Sunny in the blue collar was our first dog. We're his fifth owners, we got him at five months old. He was born in Mudgee, NSW. His first owners were working their way down from Queensland, had seen the Red Dog movie and wanted one. Every time they gave him away he kept getting returned. He was only five kilos when we got him.
Who's in the yellow collar?
That is Lexi. She is our second kelpie — actually a kelpie-cross-border collie. We bumped into her at Animal Aid in Coldstream, down in Melbourne at an adopt-a-dog promotion. She ran up to us in the shopping centre. She was involuntarily surrendered alongside her litter and mum.
Who is the third dog?
We've had Mollie now four years. She used to work 200 head of dairy cattle. Jim her original owner raised her from a pup, got two litters out of her and kept a pup from each litter. He had a farmer come in begging for a working dog and he gave him Mollie. She was beaten, dumped, shot at. One of her legs is permanently bowed after her chest, leg and jaw was broken. They wanted her as a pig hunter — kelpies don't hunt. She'd never worked sheep and wouldn't listen to them. We've since taught her sheep and she literally works them the same way as dairy cows, very soft. We're retiring her now because she is showing signs of arthritis.
Fourth dog?
Anzac. The boof head. The loud mouth. He's a rehome to us. He was one of 13 in the litter, two were kept to work. Neither of them work!
Fifth dog?
Millie belongs to a young girl in Melbourne, but she lives here. Millie was trained as an assistance dog in NSW but when her owner moved to Melbourne she wasn't doing any good in the backyard. The owner saw a video I put up and asked if I could take her and we said ‘she will always be your dog, when you get everything sorted or towards the end of her life, you can always have her back'.
Do they know their order?
Sunny and Lexi have such a bond, as first and second. We also feed them in order of how long they've been here.
Hard managing a pack?
Sunny is the alpha. Anzac wants to be the alpha. If you don't feed them in order and treat them as a pack they do get upset.
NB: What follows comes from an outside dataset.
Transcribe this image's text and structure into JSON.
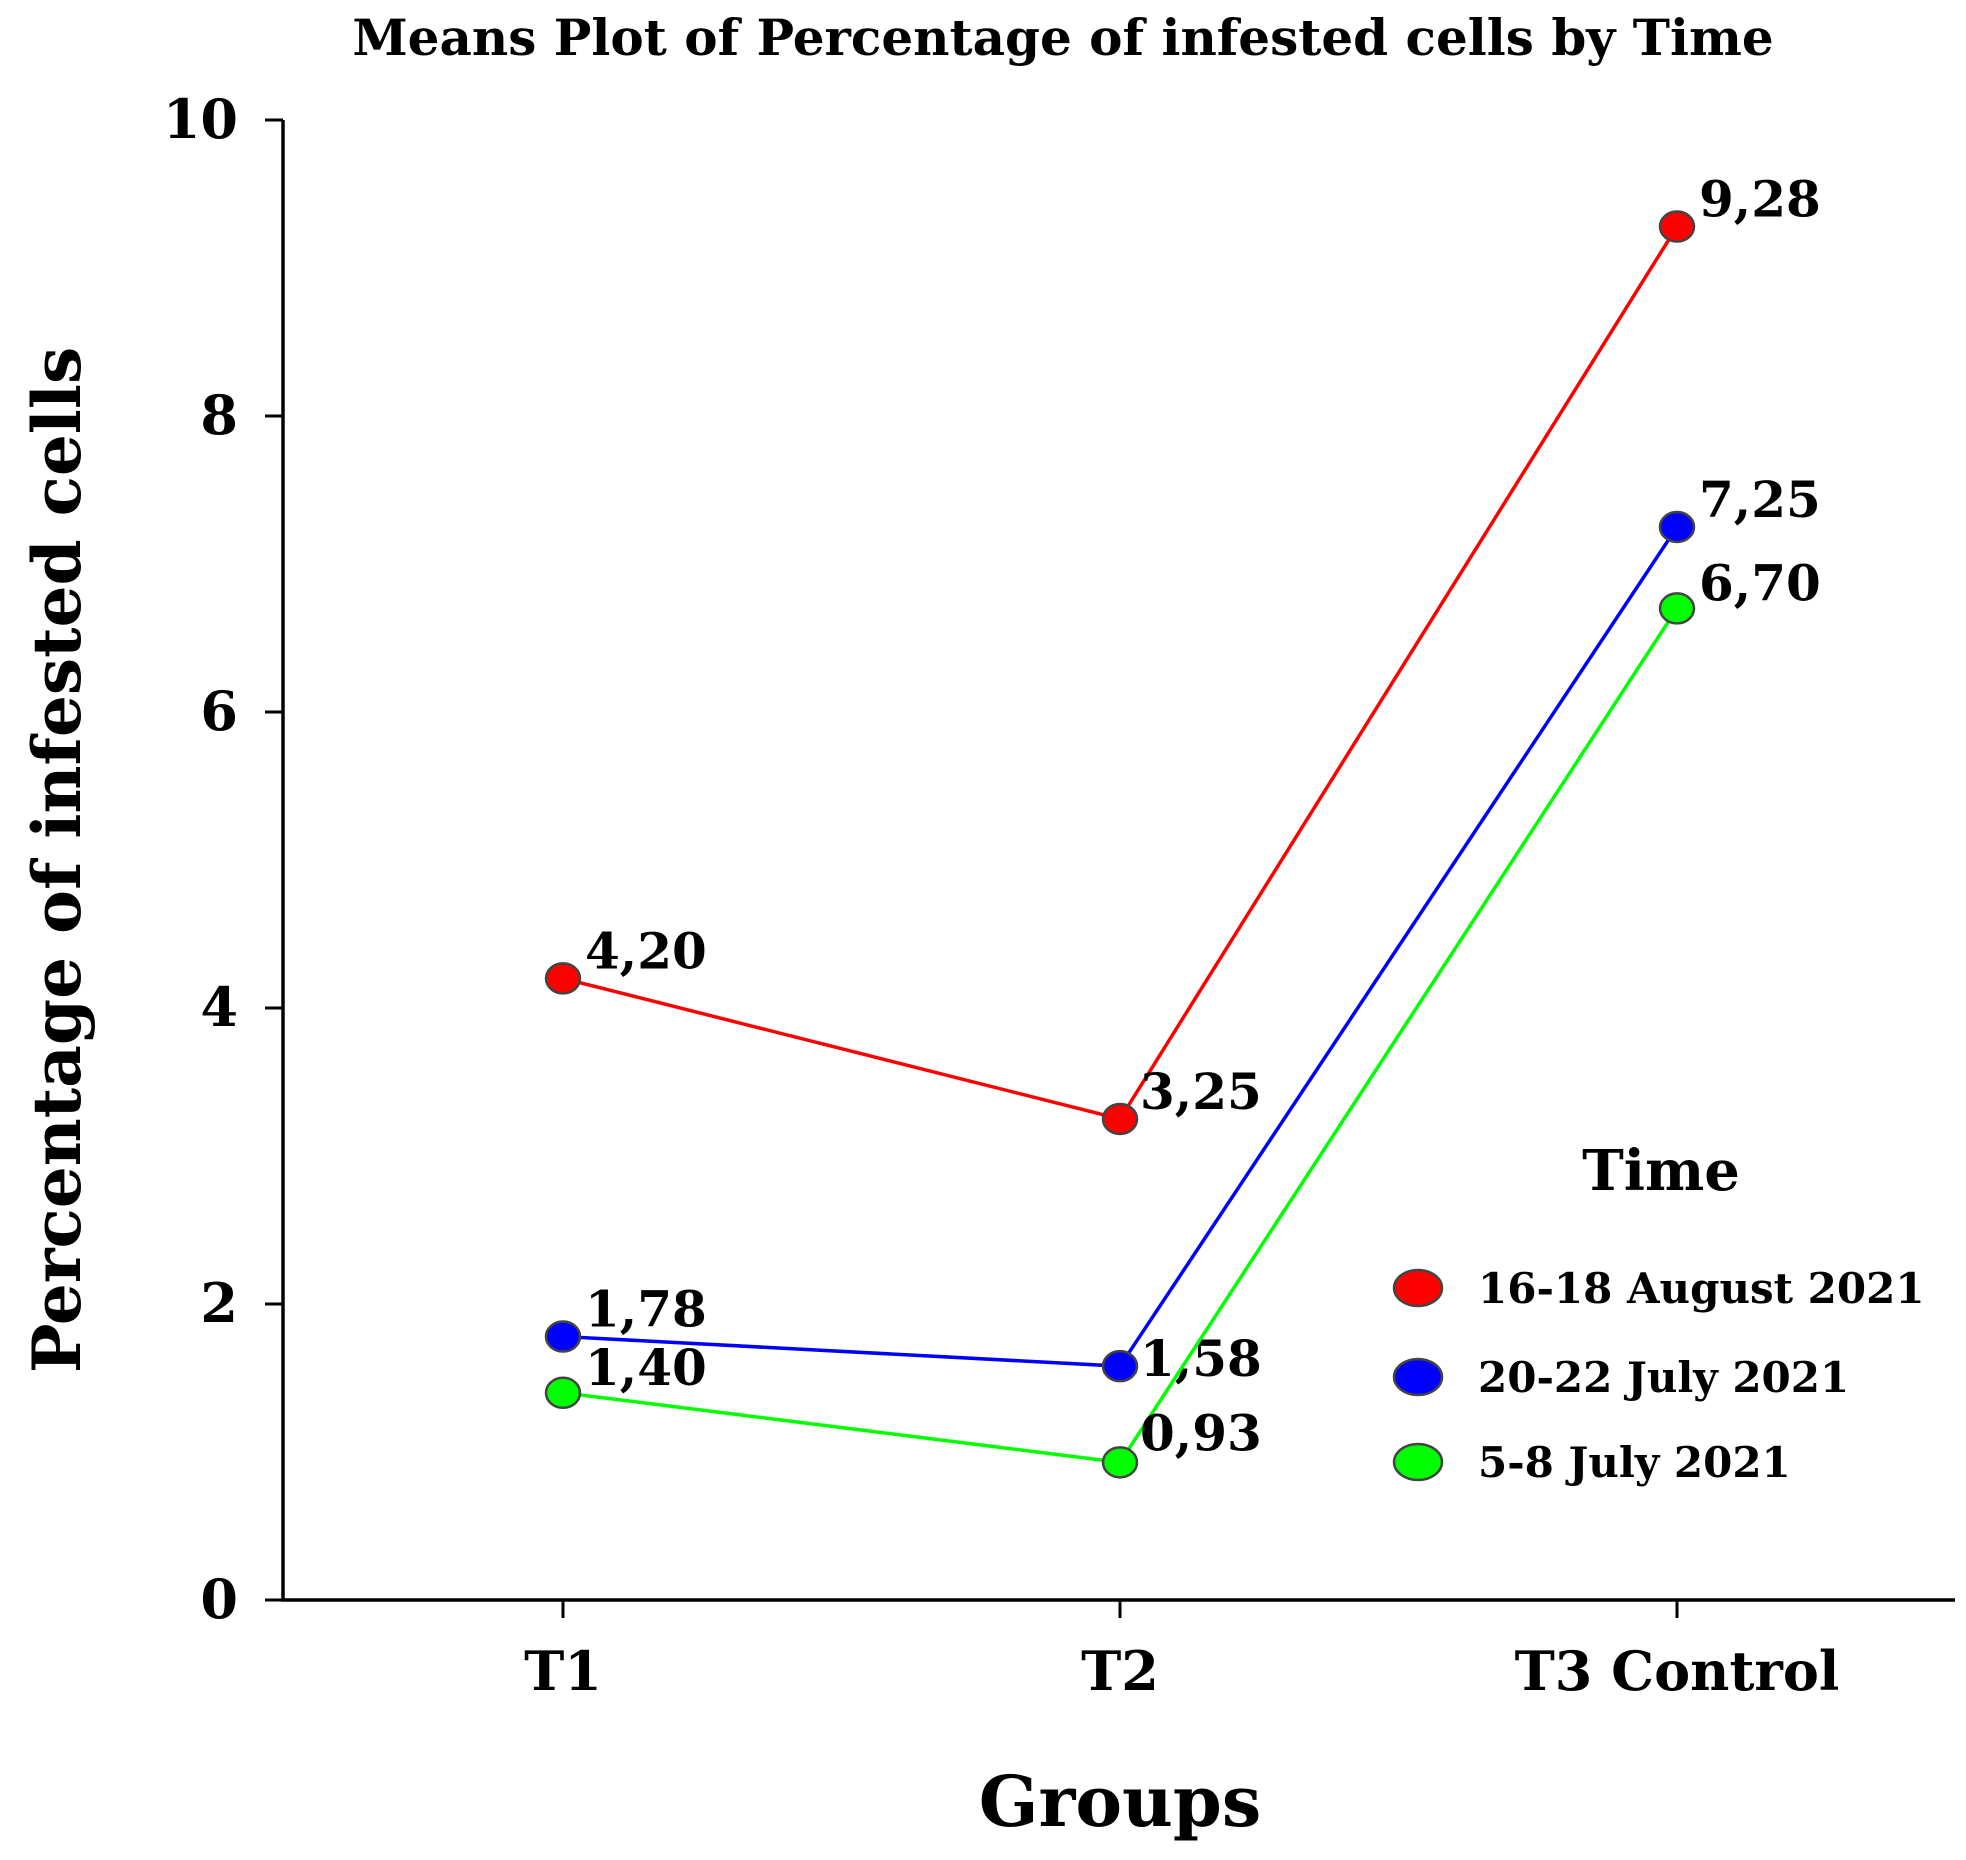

Have they had professional training?
Two have. We used Beloka Kelpies down at Welshpool. Paul comes to Shepp every now and again and Seymour for the agricultural days. Lexi was hard work. She was eight months of solid work to change her mindset. To go from the pound to working.
We're getting one of our pens done up for sheepdog training soon. The idea is Peacocks Kelpie Stud will come down and offer training courses on this property. It should be good. People and their dogs will camp on the property for the weekend.
A new dog just showed up.
That's Rocky from down the road. He must have slipped his collar. We rescued him but gave him to Ivan and Sherly down the road after they lost their dog in a shed fire. He is only young, two-and-a-half. Friends of ours rung us and said ‘people are going to shoot this dog, the dad just built a new house and doesn't want him anymore’ so we took him for a couple of months. All up we've had about 11 dogs here. At one stage I had nine dogs at once.
Ever had to bury any?
Not yet!
How do you tell them apart?
People say to us, how do you tell your dogs apart? Is that why you've got different collars? I just say ‘can you tell your children apart?’ I can even tell their barks apart.